Not warm, but she picked up.

“It’s been a while, Mrs. Key, how have you been keeping?”

“Fine. Why are you calling? Reporters only call when they want something, right? So, what is it?”

“Fair enough. That’s true, I guess. It’s true in this case, too, you’re right. I’m soft-peddling because I need to ask you something that’s a bit delicate.”

“You, delicate? That would be a first. Shoot, let’s get this over with.”

Before I could get the words out, I subconsciously distanced myself from the phone, pulling back from the main set, nudging the hand set looser against my ear, ready for her to punch me through the virtual lines.

“Me, delicate, not so much,” I said. “It’s the subject. It’s about Mr. Key, about Florida, well, it’s, I understand that his, ah, son is in a spot of bother. Facing some serious charges there.”

“My husband’s son?” she bellowed as I winced recalling for some reason how tall she was. “My husband and I don’t have a son.”

She was pissed. But she hadn’t hung up. And the way she said ‘my husband and I’ made me a bit bolder.

“I know that Mrs. Key. I’m talking about Beth’s boy. Well, man now, I guess. He’d be about 25?”

One one-hundred, two one-hundred, three…

“That bitch. It wasn’t a shock that her little bastard ended up in trouble. He got the worst parts of Danny, his cow mom’s vulgarity and all that comes from not having to work for anything. His mom figured he’d be made for life. That they’d be made for life. But being kept in the shadows rots the soul. Even if you’re being well kept. How did you find out?”

“You know I can’t tell you that.”

“I’m shocked it took this long, actually. Reporters in this town must not be that good.”

“Gee, thanks.”

“Well, what do you want, besides me verifying your little scoop?”

“Honestly, that was the main thing, Mrs. Key. I should talk to your husband, but that isn’t going to get me far. I’m guessing that you’re not feeling too badly for him just now. With the kid in the crowbar hotel, you’re not financially threatened by my story.”
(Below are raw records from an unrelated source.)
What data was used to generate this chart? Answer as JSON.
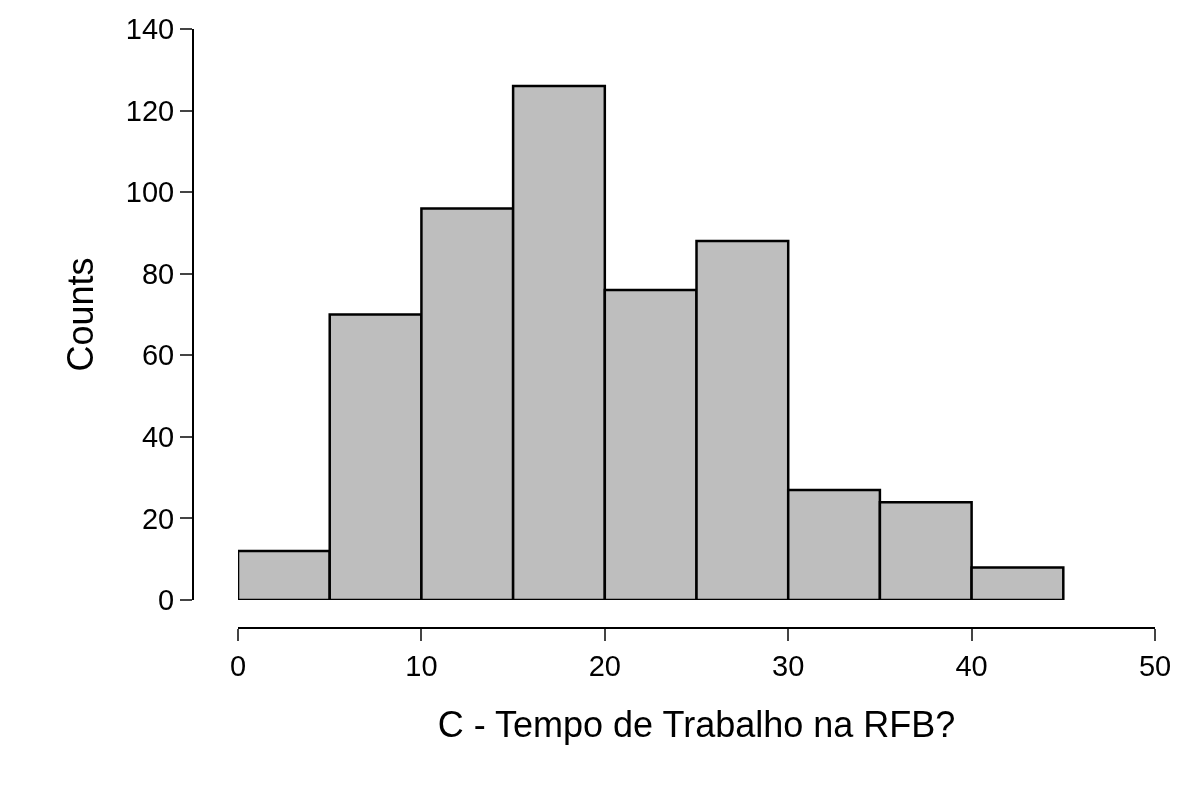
{
  "chart_data": {
    "type": "histogram",
    "xlabel": "C - Tempo de Trabalho na RFB?",
    "ylabel": "Counts",
    "bins": [
      0,
      5,
      10,
      15,
      20,
      25,
      30,
      35,
      40,
      45
    ],
    "values": [
      12,
      70,
      96,
      126,
      76,
      88,
      27,
      24,
      8
    ],
    "color": "#bebebe",
    "xlim": [
      0,
      50
    ],
    "xticks": [
      0,
      10,
      20,
      30,
      40,
      50
    ],
    "ylim": [
      0,
      140
    ],
    "yticks": [
      0,
      20,
      40,
      60,
      80,
      100,
      120,
      140
    ]
  }
}
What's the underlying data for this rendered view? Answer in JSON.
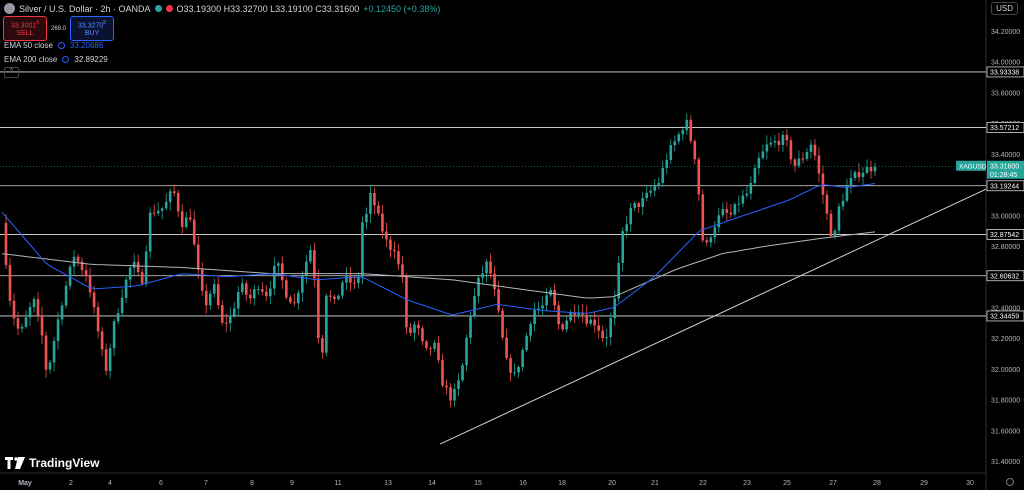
{
  "header": {
    "title": "Silver / U.S. Dollar · 2h · OANDA",
    "open": "O33.19300",
    "high": "H33.32700",
    "low": "L33.19100",
    "close": "C33.31600",
    "change": "+0.12450 (+0.38%)"
  },
  "trade": {
    "sell_price": "33.3001",
    "sell_sup": "9",
    "sell_label": "SELL",
    "spread": "269.0",
    "buy_price": "33.3270",
    "buy_sup": "8",
    "buy_label": "BUY"
  },
  "indicators": {
    "ema50_label": "EMA 50 close",
    "ema50_value": "33.20686",
    "ema200_label": "EMA 200 close",
    "ema200_value": "32.89229"
  },
  "currency": "USD",
  "brand": "TradingView",
  "colors": {
    "up": "#26a69a",
    "down": "#ef5350",
    "ema50": "#2962ff",
    "ema200": "#b2b5be",
    "level": "#e0e0e0"
  },
  "chart_data": {
    "type": "candlestick",
    "symbol_tag": "XAGUSD",
    "last_price": "33.31600",
    "countdown": "01:28:45",
    "ylim": [
      31.35,
      34.35
    ],
    "y_ticks": [
      "34.20000",
      "34.00000",
      "33.80000",
      "33.60000",
      "33.40000",
      "33.20000",
      "33.00000",
      "32.80000",
      "32.60000",
      "32.40000",
      "32.20000",
      "32.00000",
      "31.80000",
      "31.60000",
      "31.40000"
    ],
    "x_ticks": [
      "May",
      "2",
      "4",
      "6",
      "7",
      "8",
      "9",
      "11",
      "13",
      "14",
      "15",
      "16",
      "18",
      "20",
      "21",
      "22",
      "23",
      "25",
      "27",
      "28",
      "29",
      "30"
    ],
    "horizontal_levels": [
      "33.93338",
      "33.57212",
      "33.19244",
      "32.87542",
      "32.60632",
      "32.34459"
    ],
    "trendline": {
      "from": {
        "x": "14",
        "y": 31.51
      },
      "to": {
        "x": "29",
        "y": 33.17
      }
    },
    "price_path": [
      [
        0,
        32.95
      ],
      [
        0.02,
        32.4
      ],
      [
        0.04,
        32.22
      ],
      [
        0.07,
        32.45
      ],
      [
        0.09,
        32.2
      ],
      [
        0.1,
        31.95
      ],
      [
        0.13,
        32.4
      ],
      [
        0.16,
        32.74
      ],
      [
        0.19,
        32.6
      ],
      [
        0.21,
        32.3
      ],
      [
        0.23,
        31.98
      ],
      [
        0.25,
        32.3
      ],
      [
        0.27,
        32.52
      ],
      [
        0.29,
        32.7
      ],
      [
        0.31,
        32.55
      ],
      [
        0.33,
        33.02
      ],
      [
        0.36,
        33.05
      ],
      [
        0.38,
        33.17
      ],
      [
        0.4,
        32.95
      ],
      [
        0.42,
        33.0
      ],
      [
        0.43,
        32.72
      ],
      [
        0.45,
        32.4
      ],
      [
        0.47,
        32.55
      ],
      [
        0.49,
        32.28
      ],
      [
        0.51,
        32.35
      ],
      [
        0.53,
        32.55
      ],
      [
        0.55,
        32.45
      ],
      [
        0.57,
        32.55
      ],
      [
        0.59,
        32.48
      ],
      [
        0.61,
        32.7
      ],
      [
        0.63,
        32.5
      ],
      [
        0.65,
        32.42
      ],
      [
        0.67,
        32.65
      ],
      [
        0.69,
        32.82
      ],
      [
        0.7,
        32.3
      ],
      [
        0.71,
        32.04
      ],
      [
        0.72,
        32.5
      ],
      [
        0.74,
        32.42
      ],
      [
        0.76,
        32.6
      ],
      [
        0.78,
        32.55
      ],
      [
        0.79,
        32.52
      ],
      [
        0.8,
        32.95
      ],
      [
        0.81,
        33.0
      ],
      [
        0.82,
        33.14
      ],
      [
        0.84,
        32.95
      ],
      [
        0.86,
        32.78
      ],
      [
        0.87,
        32.82
      ],
      [
        0.88,
        32.68
      ],
      [
        0.89,
        32.6
      ],
      [
        0.9,
        32.2
      ],
      [
        0.92,
        32.3
      ],
      [
        0.94,
        32.1
      ],
      [
        0.96,
        32.16
      ],
      [
        0.98,
        31.9
      ],
      [
        1.0,
        31.8
      ],
      [
        1.02,
        31.95
      ],
      [
        1.04,
        32.35
      ],
      [
        1.06,
        32.58
      ],
      [
        1.08,
        32.7
      ],
      [
        1.1,
        32.42
      ],
      [
        1.12,
        32.05
      ],
      [
        1.14,
        31.95
      ],
      [
        1.16,
        32.15
      ],
      [
        1.18,
        32.38
      ],
      [
        1.2,
        32.4
      ],
      [
        1.22,
        32.5
      ],
      [
        1.24,
        32.25
      ],
      [
        1.26,
        32.35
      ],
      [
        1.28,
        32.4
      ],
      [
        1.3,
        32.32
      ],
      [
        1.32,
        32.3
      ],
      [
        1.34,
        32.18
      ],
      [
        1.36,
        32.4
      ],
      [
        1.38,
        32.9
      ],
      [
        1.4,
        33.05
      ],
      [
        1.42,
        33.08
      ],
      [
        1.44,
        33.15
      ],
      [
        1.46,
        33.22
      ],
      [
        1.48,
        33.4
      ],
      [
        1.5,
        33.5
      ],
      [
        1.52,
        33.62
      ],
      [
        1.54,
        33.38
      ],
      [
        1.55,
        33.1
      ],
      [
        1.56,
        32.75
      ],
      [
        1.58,
        32.92
      ],
      [
        1.6,
        33.02
      ],
      [
        1.62,
        33.0
      ],
      [
        1.64,
        33.1
      ],
      [
        1.66,
        33.15
      ],
      [
        1.68,
        33.35
      ],
      [
        1.7,
        33.45
      ],
      [
        1.72,
        33.48
      ],
      [
        1.74,
        33.5
      ],
      [
        1.76,
        33.32
      ],
      [
        1.78,
        33.38
      ],
      [
        1.8,
        33.48
      ],
      [
        1.82,
        33.2
      ],
      [
        1.83,
        33.05
      ],
      [
        1.84,
        32.9
      ],
      [
        1.85,
        32.86
      ],
      [
        1.86,
        33.05
      ],
      [
        1.88,
        33.2
      ],
      [
        1.9,
        33.27
      ],
      [
        1.92,
        33.3
      ],
      [
        1.94,
        33.316
      ]
    ],
    "ema50_path": [
      [
        0,
        33.02
      ],
      [
        0.1,
        32.68
      ],
      [
        0.2,
        32.52
      ],
      [
        0.3,
        32.54
      ],
      [
        0.4,
        32.62
      ],
      [
        0.5,
        32.6
      ],
      [
        0.6,
        32.62
      ],
      [
        0.7,
        32.58
      ],
      [
        0.8,
        32.6
      ],
      [
        0.9,
        32.45
      ],
      [
        1.0,
        32.35
      ],
      [
        1.1,
        32.42
      ],
      [
        1.2,
        32.38
      ],
      [
        1.3,
        32.36
      ],
      [
        1.36,
        32.4
      ],
      [
        1.45,
        32.6
      ],
      [
        1.55,
        32.9
      ],
      [
        1.65,
        33.0
      ],
      [
        1.75,
        33.1
      ],
      [
        1.82,
        33.2
      ],
      [
        1.88,
        33.18
      ],
      [
        1.94,
        33.207
      ]
    ],
    "ema200_path": [
      [
        0,
        32.75
      ],
      [
        0.2,
        32.68
      ],
      [
        0.4,
        32.66
      ],
      [
        0.6,
        32.62
      ],
      [
        0.8,
        32.62
      ],
      [
        1.0,
        32.58
      ],
      [
        1.2,
        32.5
      ],
      [
        1.3,
        32.46
      ],
      [
        1.36,
        32.47
      ],
      [
        1.5,
        32.65
      ],
      [
        1.6,
        32.75
      ],
      [
        1.7,
        32.8
      ],
      [
        1.82,
        32.85
      ],
      [
        1.94,
        32.892
      ]
    ]
  }
}
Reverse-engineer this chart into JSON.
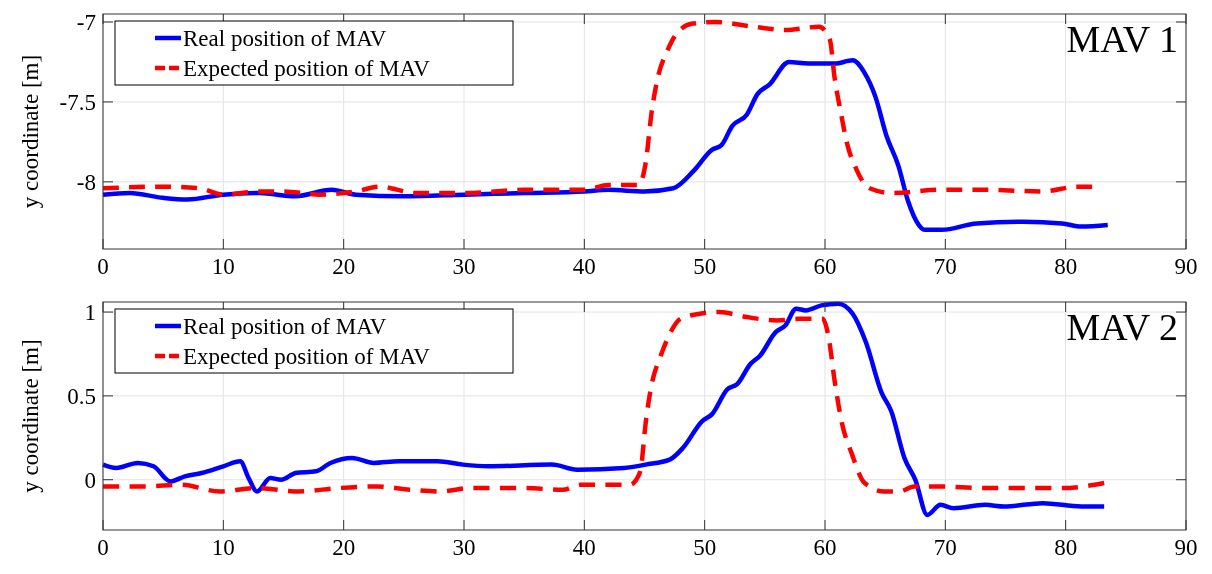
{
  "chart_data": [
    {
      "type": "line",
      "ylabel": "y coordinate [m]",
      "annotations": [
        "MAV 1"
      ],
      "xlim": [
        0,
        90
      ],
      "xticks": [
        0,
        10,
        20,
        30,
        40,
        50,
        60,
        70,
        80,
        90
      ],
      "ylim": [
        -8.42,
        -6.95
      ],
      "yticks": [
        -8,
        -7.5,
        -7
      ],
      "grid": true,
      "legend": "top left",
      "series": [
        {
          "name": "Real position of MAV",
          "color": "#0000ff",
          "line_style": "solid",
          "x": [
            0,
            2.2,
            5,
            7,
            10,
            13,
            16,
            19,
            21,
            25,
            30,
            35,
            40,
            42,
            45,
            47.4,
            49.1,
            50.6,
            51.4,
            52.3,
            53.5,
            54.4,
            55.4,
            57,
            58.6,
            60.8,
            62.3,
            63.3,
            64.2,
            65.1,
            66.1,
            66.9,
            67.8,
            68.3,
            69.7,
            72.6,
            76.5,
            79.7,
            81.3,
            83.5
          ],
          "values": [
            -8.08,
            -8.07,
            -8.1,
            -8.11,
            -8.08,
            -8.07,
            -8.09,
            -8.05,
            -8.08,
            -8.09,
            -8.08,
            -8.07,
            -8.06,
            -8.05,
            -8.06,
            -8.04,
            -7.93,
            -7.8,
            -7.77,
            -7.65,
            -7.58,
            -7.45,
            -7.39,
            -7.25,
            -7.26,
            -7.26,
            -7.24,
            -7.32,
            -7.47,
            -7.71,
            -7.9,
            -8.12,
            -8.27,
            -8.3,
            -8.3,
            -8.26,
            -8.25,
            -8.26,
            -8.28,
            -8.27
          ]
        },
        {
          "name": "Expected position of MAV",
          "color": "#ff0000",
          "line_style": "dashed",
          "x": [
            0,
            5,
            8,
            10,
            13,
            15,
            18,
            21,
            23,
            26,
            30,
            35,
            40,
            42,
            44.5,
            45.1,
            45.6,
            46.1,
            46.9,
            47.7,
            49,
            50.9,
            54.1,
            56.7,
            59.5,
            60.4,
            60.8,
            61.3,
            61.8,
            62.6,
            63.7,
            65.6,
            69.4,
            73.3,
            78.1,
            81,
            82.2
          ],
          "values": [
            -8.04,
            -8.03,
            -8.04,
            -8.08,
            -8.06,
            -8.06,
            -8.08,
            -8.06,
            -8.03,
            -8.07,
            -8.07,
            -8.05,
            -8.05,
            -8.02,
            -8.02,
            -7.88,
            -7.56,
            -7.35,
            -7.18,
            -7.07,
            -7.01,
            -7,
            -7.03,
            -7.05,
            -7.03,
            -7.11,
            -7.35,
            -7.56,
            -7.75,
            -7.92,
            -8.04,
            -8.07,
            -8.05,
            -8.05,
            -8.06,
            -8.03,
            -8.03
          ]
        }
      ]
    },
    {
      "type": "line",
      "ylabel": "y coordinate [m]",
      "annotations": [
        "MAV 2"
      ],
      "xlim": [
        0,
        90
      ],
      "xticks": [
        0,
        10,
        20,
        30,
        40,
        50,
        60,
        70,
        80,
        90
      ],
      "ylim": [
        -0.3,
        1.06
      ],
      "yticks": [
        0,
        0.5,
        1
      ],
      "grid": true,
      "legend": "top left",
      "series": [
        {
          "name": "Real position of MAV",
          "color": "#0000ff",
          "line_style": "solid",
          "x": [
            0,
            1.1,
            2.9,
            4.2,
            5.6,
            6.8,
            8.2,
            10,
            11.4,
            12.1,
            12.8,
            13.9,
            14.8,
            16,
            17.7,
            18.9,
            20.7,
            22.5,
            24.6,
            27.8,
            29.9,
            32,
            37.3,
            39.4,
            43.3,
            45.1,
            47.1,
            48.2,
            49.8,
            50.6,
            51.9,
            52.7,
            53.8,
            54.6,
            55.9,
            56.7,
            57.6,
            58.4,
            59.7,
            61.1,
            62.3,
            63.4,
            64.7,
            65.5,
            66.6,
            67.5,
            68.5,
            69.6,
            70.7,
            73.3,
            74.9,
            78.1,
            81.3,
            83.2
          ],
          "values": [
            0.09,
            0.07,
            0.1,
            0.08,
            -0.01,
            0.02,
            0.04,
            0.08,
            0.11,
            0.01,
            -0.07,
            0.01,
            0,
            0.04,
            0.05,
            0.1,
            0.13,
            0.1,
            0.11,
            0.11,
            0.09,
            0.08,
            0.09,
            0.06,
            0.07,
            0.09,
            0.12,
            0.19,
            0.35,
            0.39,
            0.54,
            0.57,
            0.69,
            0.74,
            0.88,
            0.92,
            1.02,
            1.01,
            1.04,
            1.05,
            0.99,
            0.82,
            0.52,
            0.41,
            0.13,
            0,
            -0.21,
            -0.15,
            -0.17,
            -0.15,
            -0.16,
            -0.14,
            -0.16,
            -0.16
          ]
        },
        {
          "name": "Expected position of MAV",
          "color": "#ff0000",
          "line_style": "dashed",
          "x": [
            0,
            3.5,
            6.5,
            9.7,
            12.7,
            16.3,
            19.5,
            22.8,
            25.5,
            28.1,
            30.5,
            35,
            38.2,
            39.7,
            43.8,
            44.4,
            44.7,
            45.1,
            45.6,
            46.3,
            47.1,
            48,
            49.6,
            51.2,
            53.5,
            56,
            57.9,
            59.8,
            60.3,
            60.8,
            61.4,
            62.2,
            63.3,
            64.9,
            66.2,
            67.4,
            69.4,
            73.3,
            76.5,
            79.7,
            83.2
          ],
          "values": [
            -0.04,
            -0.04,
            -0.03,
            -0.07,
            -0.05,
            -0.07,
            -0.05,
            -0.04,
            -0.06,
            -0.07,
            -0.05,
            -0.05,
            -0.06,
            -0.03,
            -0.03,
            0.01,
            0.07,
            0.34,
            0.57,
            0.73,
            0.87,
            0.96,
            0.99,
            1,
            0.97,
            0.95,
            0.96,
            0.96,
            0.85,
            0.59,
            0.34,
            0.16,
            -0.02,
            -0.07,
            -0.07,
            -0.04,
            -0.04,
            -0.05,
            -0.05,
            -0.05,
            -0.02
          ]
        }
      ]
    }
  ]
}
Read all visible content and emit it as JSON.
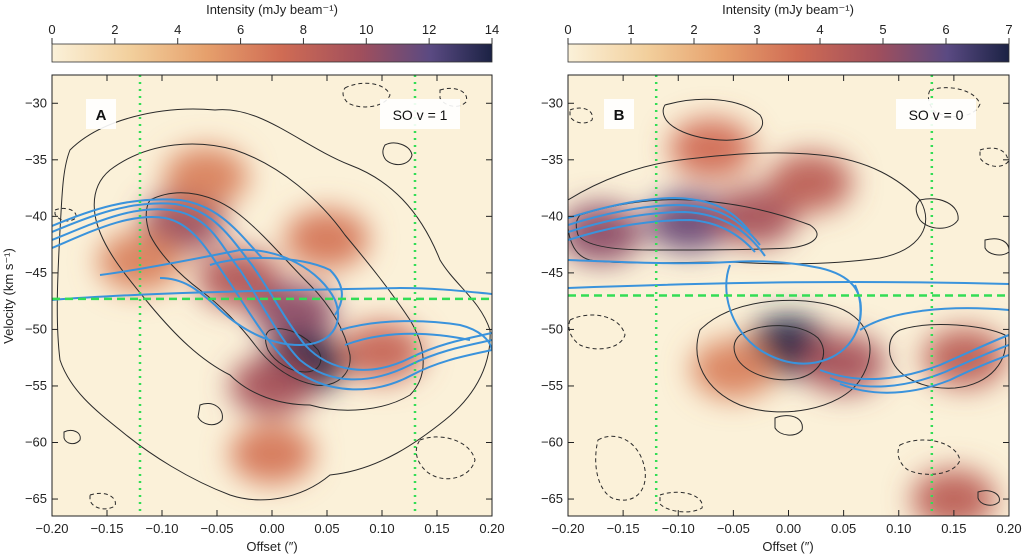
{
  "chart_data": [
    {
      "type": "heatmap",
      "panel_label": "A",
      "line_label": "SO v = 1",
      "colorbar": {
        "title": "Intensity (mJy beam⁻¹)",
        "range": [
          0,
          14
        ],
        "ticks": [
          0,
          2,
          4,
          6,
          8,
          10,
          12,
          14
        ]
      },
      "xlabel": "Offset (″)",
      "ylabel": "Velocity (km s⁻¹)",
      "xlim": [
        -0.2,
        0.2
      ],
      "ylim": [
        -66.5,
        -27.5
      ],
      "xticks": [
        -0.2,
        -0.15,
        -0.1,
        -0.05,
        0.0,
        0.05,
        0.1,
        0.15,
        0.2
      ],
      "yticks": [
        -30,
        -35,
        -40,
        -45,
        -50,
        -55,
        -60,
        -65
      ],
      "systemic_velocity": -47.3,
      "vertical_markers": [
        -0.12,
        0.13
      ],
      "emission_blobs": [
        {
          "x": -0.08,
          "y": -40.5,
          "peak": 9.5
        },
        {
          "x": -0.03,
          "y": -45.5,
          "peak": 8.5
        },
        {
          "x": 0.02,
          "y": -48.5,
          "peak": 10.0
        },
        {
          "x": 0.03,
          "y": -53.0,
          "peak": 14.0
        },
        {
          "x": 0.0,
          "y": -55.0,
          "peak": 9.0
        },
        {
          "x": -0.12,
          "y": -44.0,
          "peak": 6.0
        },
        {
          "x": 0.1,
          "y": -52.0,
          "peak": 7.5
        },
        {
          "x": 0.05,
          "y": -42.0,
          "peak": 6.5
        },
        {
          "x": -0.06,
          "y": -36.5,
          "peak": 6.0
        },
        {
          "x": 0.0,
          "y": -61.0,
          "peak": 6.5
        }
      ]
    },
    {
      "type": "heatmap",
      "panel_label": "B",
      "line_label": "SO v = 0",
      "colorbar": {
        "title": "Intensity (mJy beam⁻¹)",
        "range": [
          0,
          7
        ],
        "ticks": [
          0,
          1,
          2,
          3,
          4,
          5,
          6,
          7
        ]
      },
      "xlabel": "Offset (″)",
      "ylabel": "",
      "xlim": [
        -0.2,
        0.2
      ],
      "ylim": [
        -66.5,
        -27.5
      ],
      "xticks": [
        -0.2,
        -0.15,
        -0.1,
        -0.05,
        0.0,
        0.05,
        0.1,
        0.15,
        0.2
      ],
      "yticks": [
        -30,
        -35,
        -40,
        -45,
        -50,
        -55,
        -60,
        -65
      ],
      "systemic_velocity": -47.0,
      "vertical_markers": [
        -0.12,
        0.13
      ],
      "emission_blobs": [
        {
          "x": -0.17,
          "y": -41.5,
          "peak": 5.0
        },
        {
          "x": -0.09,
          "y": -40.5,
          "peak": 5.5
        },
        {
          "x": -0.03,
          "y": -40.0,
          "peak": 4.5
        },
        {
          "x": 0.02,
          "y": -37.0,
          "peak": 4.0
        },
        {
          "x": -0.07,
          "y": -34.0,
          "peak": 3.5
        },
        {
          "x": 0.0,
          "y": -51.5,
          "peak": 7.0
        },
        {
          "x": 0.05,
          "y": -53.0,
          "peak": 4.5
        },
        {
          "x": 0.16,
          "y": -52.5,
          "peak": 4.0
        },
        {
          "x": -0.05,
          "y": -53.5,
          "peak": 3.0
        },
        {
          "x": 0.15,
          "y": -65.0,
          "peak": 4.0
        }
      ]
    }
  ],
  "colors": {
    "colormap": [
      "#fbf1d9",
      "#f2cf9c",
      "#e6a06c",
      "#d06c54",
      "#a14f5c",
      "#5a4a82",
      "#1b2244"
    ],
    "model_contour": "#3a93dc",
    "marker_green": "#33dd55"
  }
}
I was thinking on the fly, not always the best idea.

“Maybe if you helped me track down Beth, I could put her on the spot, maybe tomorrow as a follow. And for today, some background I could attribute to sources that readers would likely suspect are in Florida.”

“Cute,” she said. “Why the hell not.”


Fifteen-minutes later I had more than enough to put a bow on today’s scoop and a head start on tomorrow’s follow. Maybe the day after, too.

Not bad for the time it took to play a quarter of football.

I spent some time on the phone with the authorities in Florida to confirm charges, next court appearances and other details.

Then I grabbed a cup of coffee and walked over to the city editor to tell him what I had. He’d already gotten a sniff from one young reporter who’d been listening in to my call. If that kid spent as much time trying to wrestle stories out of contacts as he did trying to steal them from his colleagues, he’d go far.

But he’d done what I’d hoped and greased the wheels so it was quicker for me to fill in the boss.

“Will she stand by what she told you?”

“I’ve got her on tape. And this is a little piece of off the record revenge for her.”

“Everything stands up with the authorities in Florida?”

“One hundred per cent.”

“You should get a quote from Key. Or the kid’s mother.”

“I could if you’d like to read it in the Gazette, as well as our rag. And see it on TV at 6. Key would leak it to somebody else to get his spin on it. That’s part of tomorrow’s story.”

No web posts until the paper hits the streets tomorrow, we agreed, we’d keep it old school tight. We’d get some picks of the jailhouse the kid was a guest of from our chain’s paper in Florida.


When I was sure things were in hand, I sent a text to Peter and Jack. I told them I’d buy them a drink if they wanted to meet at the Rose.

We weren’t usually Monday night regulars, but after spinning Friday’s tip into gold, I couldn’t resist. I didn’t even care that our readership numbers were sinking and that most people would hear my scoop on the radio, read rip off versions online or see it on TV.